The Coventry Town Council approved two separate capital spending measures: a $67,500 contract for additional electrical service and smoke-detection sensors at the annex, and the use of impact-fee funds to repair HVAC and security systems at the human services building.
Manager said field conditions at the annex — ceiling adjustments made during construction — revealed wooden paneling and created a fire-marshal requirement to install additional detection and update the electrical panel. After soliciting bids, the town selected Alpha Electric for $67,500. The manager said the funding will be from non-general-fund sources (community center grants or eligible impact-fee buckets identified in the resolution) and the council approved Resolution 2026-38.
Separately, the council considered replacing failing HVAC components and adding security work at the human services building (total requested: $19,391 HVAC and $5,670 security). Council members debated whether impact fees, which are collected for growth-related needs, could be used to replace failed systems; the solicitor and manager said if the items fall within the category in the town’s impact-fee plan they may be funded from those buckets. Council voted to approve use of impact fees for the work (Resolution 2026-39) with one member opposing.
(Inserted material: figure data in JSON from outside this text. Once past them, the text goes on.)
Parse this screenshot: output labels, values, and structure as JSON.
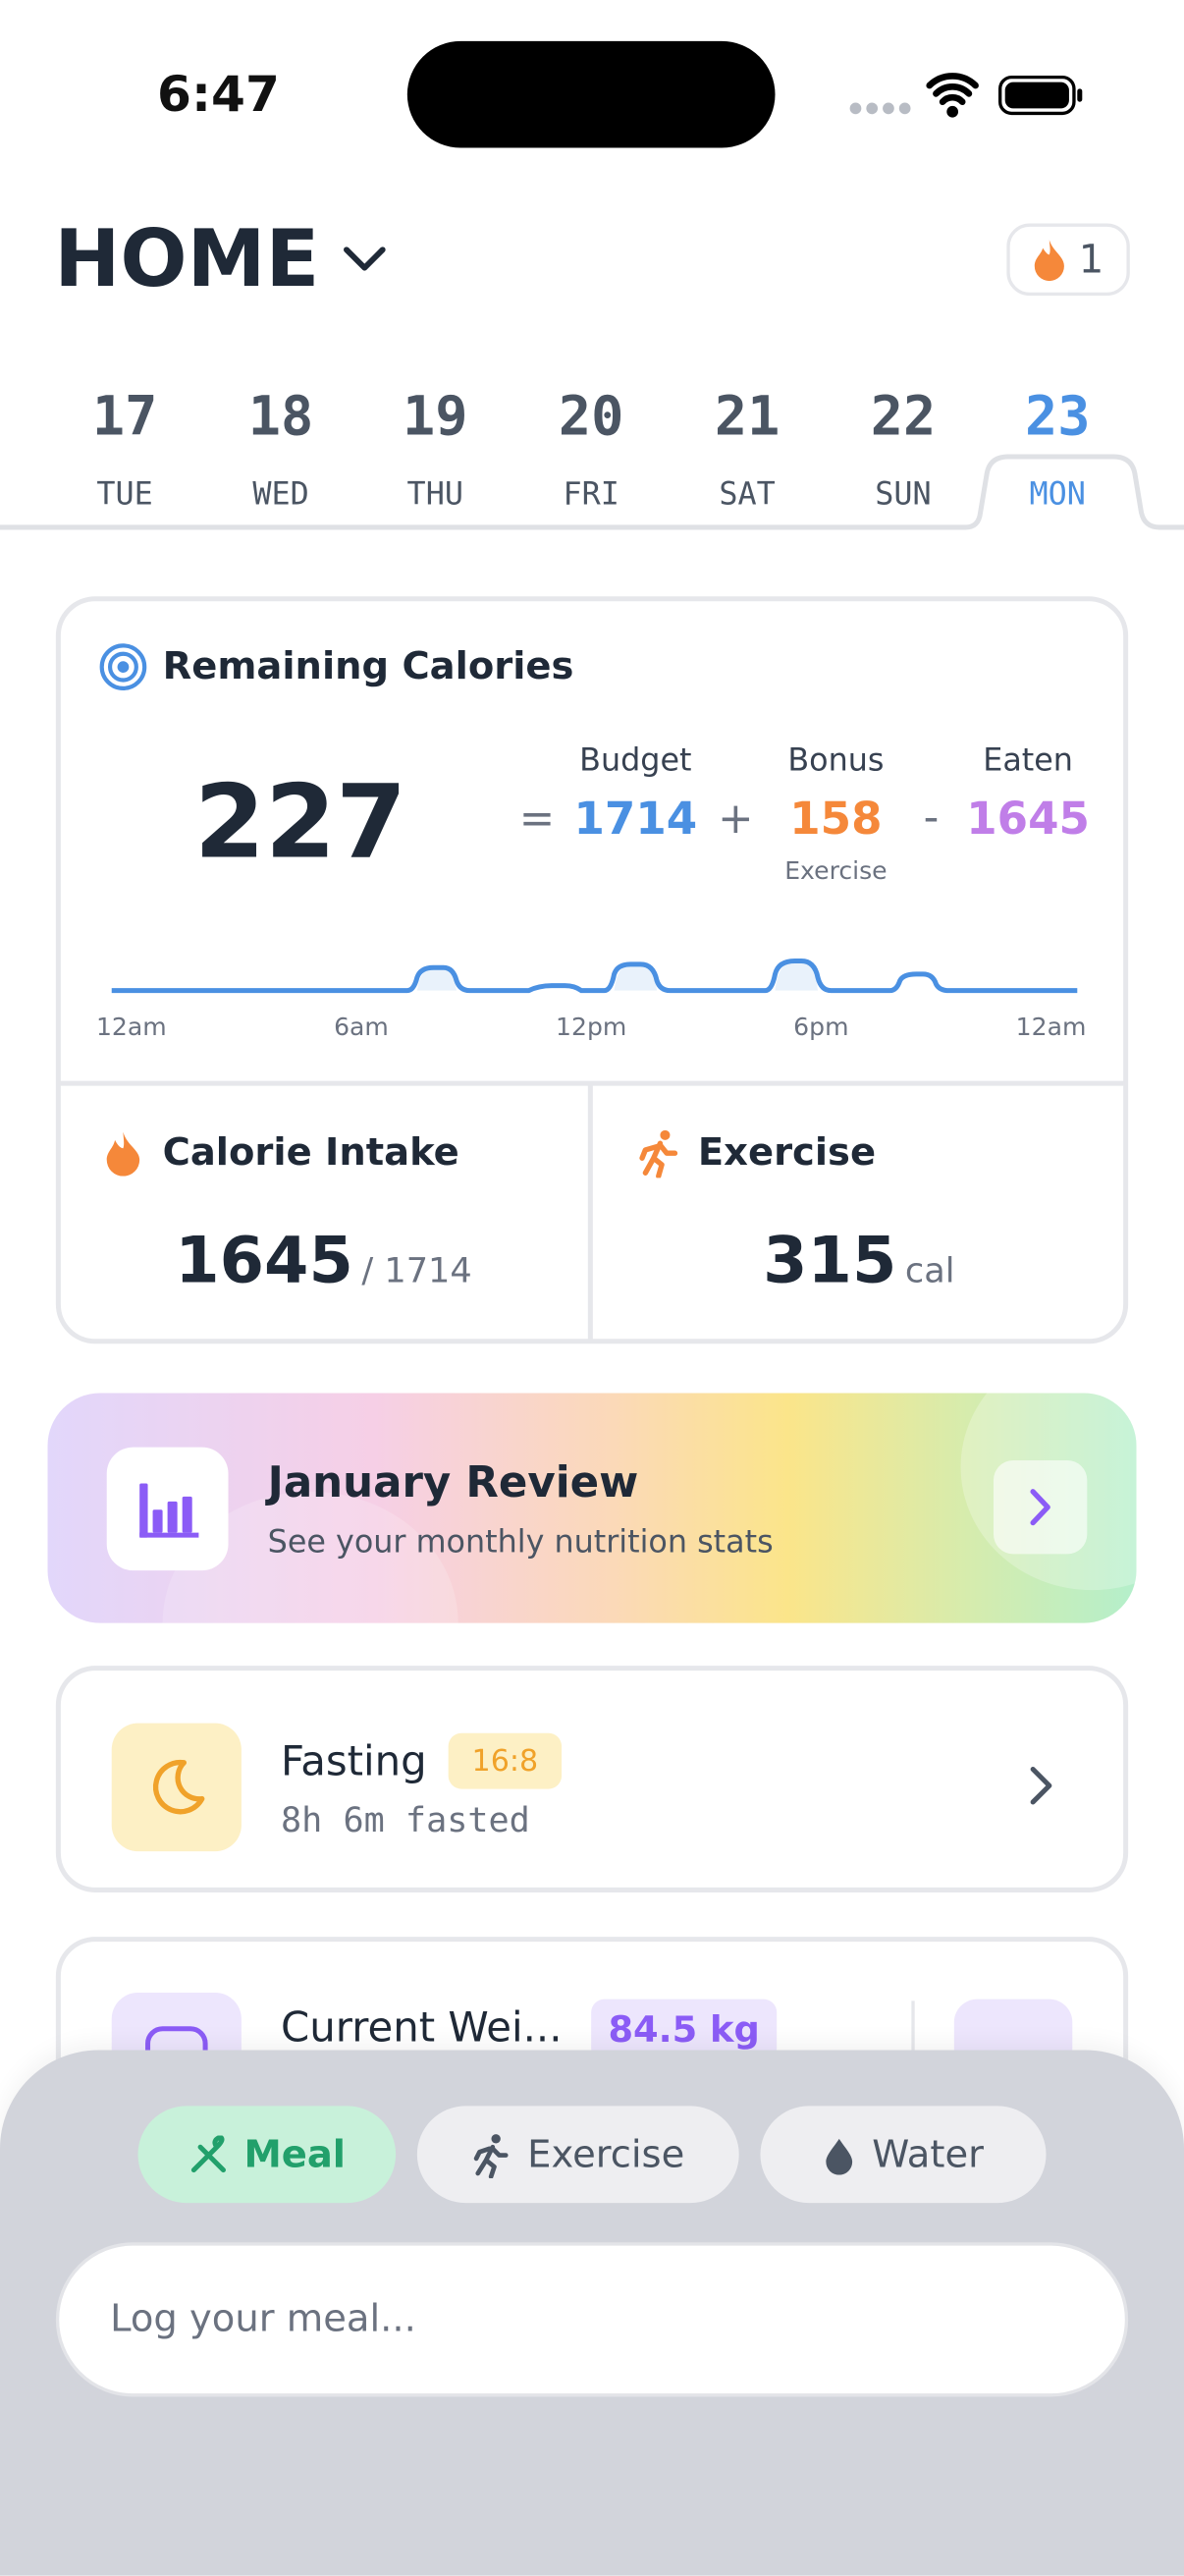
{
  "status": {
    "time": "6:47"
  },
  "header": {
    "title": "HOME",
    "streak": "1"
  },
  "days": [
    {
      "num": "17",
      "dow": "TUE"
    },
    {
      "num": "18",
      "dow": "WED"
    },
    {
      "num": "19",
      "dow": "THU"
    },
    {
      "num": "20",
      "dow": "FRI"
    },
    {
      "num": "21",
      "dow": "SAT"
    },
    {
      "num": "22",
      "dow": "SUN"
    },
    {
      "num": "23",
      "dow": "MON"
    }
  ],
  "remaining": {
    "title": "Remaining Calories",
    "value": "227",
    "equals": "=",
    "budget_label": "Budget",
    "budget": "1714",
    "plus": "+",
    "bonus_label": "Bonus",
    "bonus": "158",
    "bonus_sub": "Exercise",
    "minus": "-",
    "eaten_label": "Eaten",
    "eaten": "1645",
    "times": [
      "12am",
      "6am",
      "12pm",
      "6pm",
      "12am"
    ]
  },
  "intake": {
    "title": "Calorie Intake",
    "value": "1645",
    "of": "/ 1714"
  },
  "exercise": {
    "title": "Exercise",
    "value": "315",
    "unit": "cal"
  },
  "review": {
    "title": "January Review",
    "subtitle": "See your monthly nutrition stats"
  },
  "fasting": {
    "title": "Fasting",
    "badge": "16:8",
    "subtitle": "8h 6m fasted"
  },
  "weight": {
    "title": "Current Wei...",
    "badge": "84.5 kg"
  },
  "composer": {
    "tabs": [
      "Meal",
      "Exercise",
      "Water"
    ],
    "placeholder": "Log your meal..."
  }
}
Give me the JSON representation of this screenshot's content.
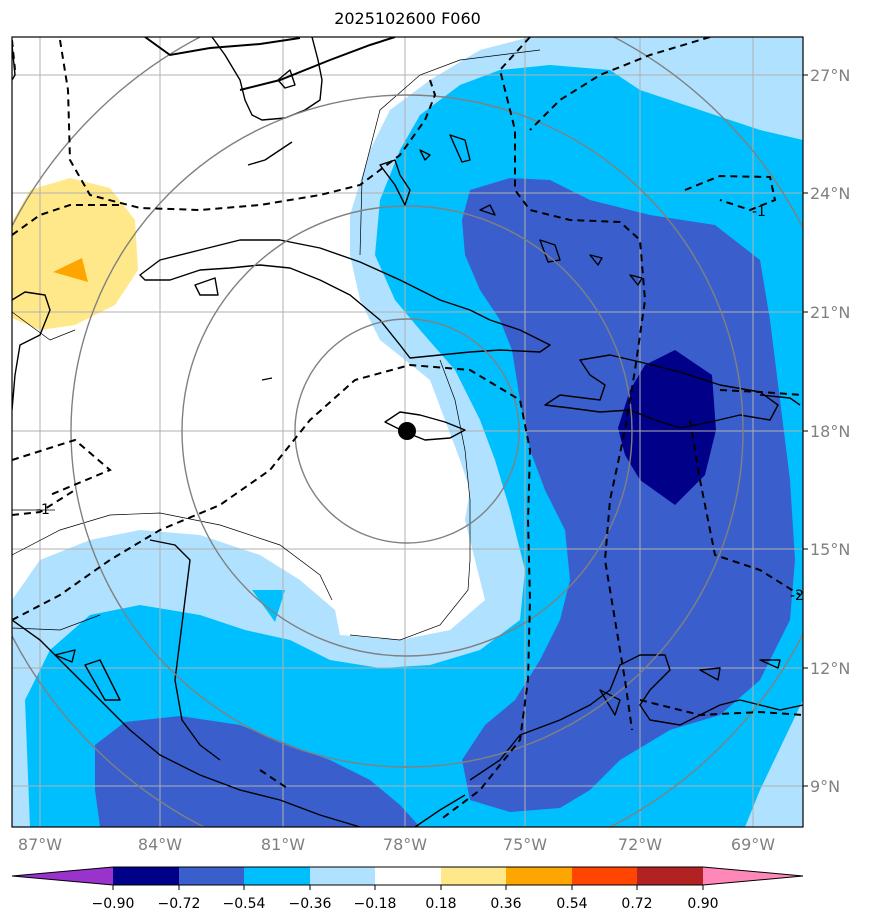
{
  "title": "2025102600 F060",
  "map": {
    "lon_ticks": [
      "87°W",
      "84°W",
      "81°W",
      "78°W",
      "75°W",
      "72°W",
      "69°W"
    ],
    "lat_ticks": [
      "27°N",
      "24°N",
      "21°N",
      "18°N",
      "15°N",
      "12°N",
      "9°N"
    ],
    "lon_extent": [
      -87.7,
      -67.6
    ],
    "lat_extent": [
      7.9,
      27.9
    ],
    "contour_labels": [
      "-1",
      "-1",
      "-2"
    ],
    "storm_center": {
      "lon": -77.9,
      "lat": 17.9
    }
  },
  "colorbar": {
    "ticks": [
      "−0.90",
      "−0.72",
      "−0.54",
      "−0.36",
      "−0.18",
      "0.18",
      "0.36",
      "0.54",
      "0.72",
      "0.90"
    ],
    "colors": [
      "#9933cc",
      "#000088",
      "#3a5fcd",
      "#00bfff",
      "#b0e2ff",
      "#ffffff",
      "#ffe88a",
      "#ffa500",
      "#ff4500",
      "#b22222",
      "#ff88b8"
    ]
  },
  "colors": {
    "light_blue": "#b0e2ff",
    "sky_blue": "#00bfff",
    "royal_blue": "#3a5fcd",
    "navy": "#000088",
    "light_yellow": "#ffe88a",
    "orange": "#ffa500"
  }
}
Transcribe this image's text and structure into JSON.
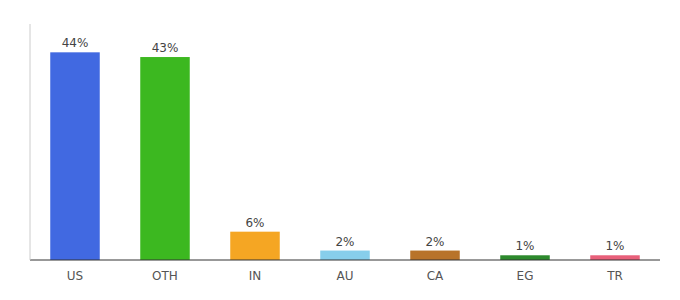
{
  "chart_data": {
    "type": "bar",
    "categories": [
      "US",
      "OTH",
      "IN",
      "AU",
      "CA",
      "EG",
      "TR"
    ],
    "values": [
      44,
      43,
      6,
      2,
      2,
      1,
      1
    ],
    "value_labels": [
      "44%",
      "43%",
      "6%",
      "2%",
      "2%",
      "1%",
      "1%"
    ],
    "colors": [
      "#4169e1",
      "#3cb820",
      "#f5a623",
      "#87ceeb",
      "#b8732a",
      "#2d8a2d",
      "#e8607a"
    ],
    "ylim": [
      0,
      50
    ],
    "data_labels": true,
    "tick_labels": "x"
  }
}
Councilwoman Iannotti asked whether the architects/engineers missed conditions; manager and vice president responded that field conditions required lowering ceilings and thereby triggered additional detection requirements, not an obvious design flaw. Councilman O'Rourke asked how the town could approve work without a single funding-account line; staff noted three non-general-fund sources and recommended using "non-general fund" language in practice.
What’s next: Contracts will be executed and staff will identify the specific non-general-fund account (grant, impact fees for government buildings/public facilities, or capital) to pay the invoices as available.